Eichmann was charged by SS-Obergruppenführer Reinhard Heydrich with facilitating and managing the logistics of mass deportation of Jews to ghettos and extermination camps in German-occupied Eastern Europe during World War II.
In 1960 he was captured in Argentina by the Mossad, Israel's intelligence service. Following a widely publicised trial in Israel, he was found guilty of war crimes and hanged in 1962.
Adolf Eichmann was hanged shortly before midnight on 31 May 1962, at the Ayalon prison in Ramla.

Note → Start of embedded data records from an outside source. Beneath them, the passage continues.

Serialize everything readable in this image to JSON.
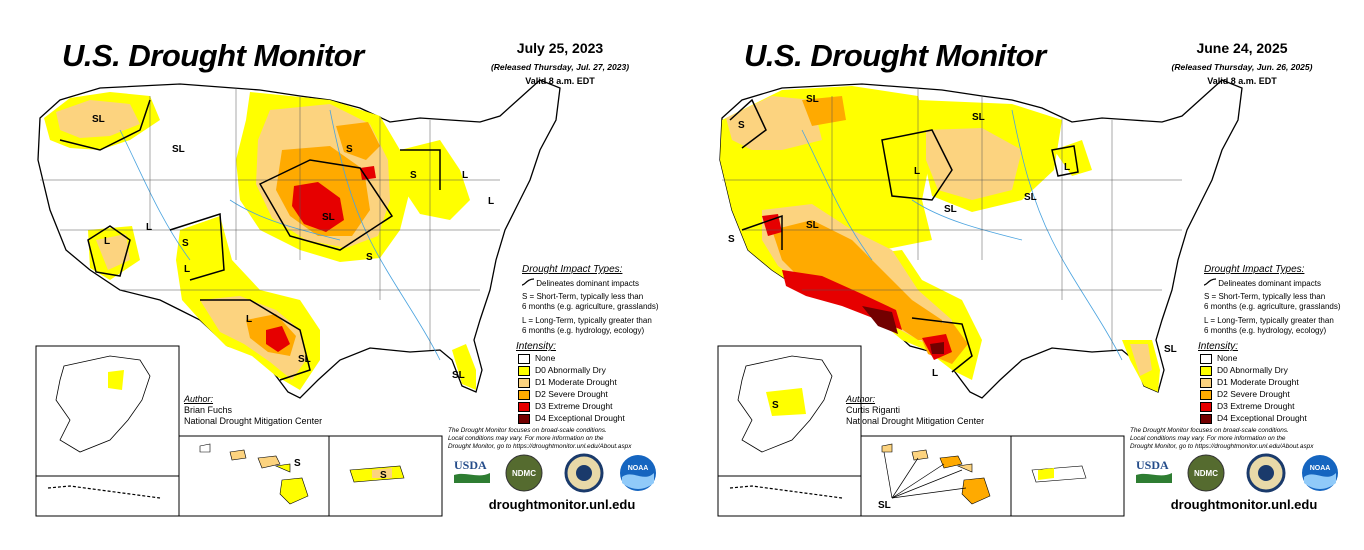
{
  "common": {
    "title": "U.S. Drought Monitor",
    "valid": "Valid 8 a.m. EDT",
    "impact_types_heading": "Drought Impact Types:",
    "impact_delineates": "Delineates dominant impacts",
    "impact_s_line1": "S = Short-Term, typically less than",
    "impact_s_line2": "6 months (e.g. agriculture, grasslands)",
    "impact_l_line1": "L = Long-Term, typically greater than",
    "impact_l_line2": "6 months (e.g. hydrology, ecology)",
    "intensity_heading": "Intensity:",
    "intensity": [
      {
        "label": "None",
        "color": "#ffffff"
      },
      {
        "label": "D0 Abnormally Dry",
        "color": "#ffff00"
      },
      {
        "label": "D1 Moderate Drought",
        "color": "#fcd37f"
      },
      {
        "label": "D2 Severe Drought",
        "color": "#ffaa00"
      },
      {
        "label": "D3 Extreme Drought",
        "color": "#e60000"
      },
      {
        "label": "D4 Exceptional Drought",
        "color": "#730000"
      }
    ],
    "author_heading": "Author:",
    "organization": "National Drought Mitigation Center",
    "disclaimer_1": "The Drought Monitor focuses on broad-scale conditions.",
    "disclaimer_2": "Local conditions may vary. For more information on the",
    "disclaimer_3": "Drought Monitor, go to https://droughtmonitor.unl.edu/About.aspx",
    "url": "droughtmonitor.unl.edu",
    "logos": {
      "usda": "USDA",
      "ndmc": "NDMC",
      "noaa": "NOAA"
    },
    "label_s": "S",
    "label_l": "L",
    "label_sl": "SL"
  },
  "maps": [
    {
      "date": "July 25, 2023",
      "released": "(Released Thursday, Jul. 27, 2023)",
      "author": "Brian Fuchs"
    },
    {
      "date": "June 24, 2025",
      "released": "(Released Thursday, Jun. 26, 2025)",
      "author": "Curtis Riganti"
    }
  ]
}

Eichmann refused a last meal, preferring instead a bottle of wine. He also refused to don the traditional black hood for his execution. His last words were:
"Long live Germany. Long live Argentina. Long live Austria. These are the three countries with which I have been most connected and which I will not forget. I greet my wife, my family, and my friends. I am ready. We'll meet again soon, as is the fate of all men. I die believing in God.”
Shortly after the execution, Eichmann's body was cremated at a secret location. At 4:00 am on 1 June, his ashes were scattered in international waters in the Mediterranean by an Israeli Navy patrol boat.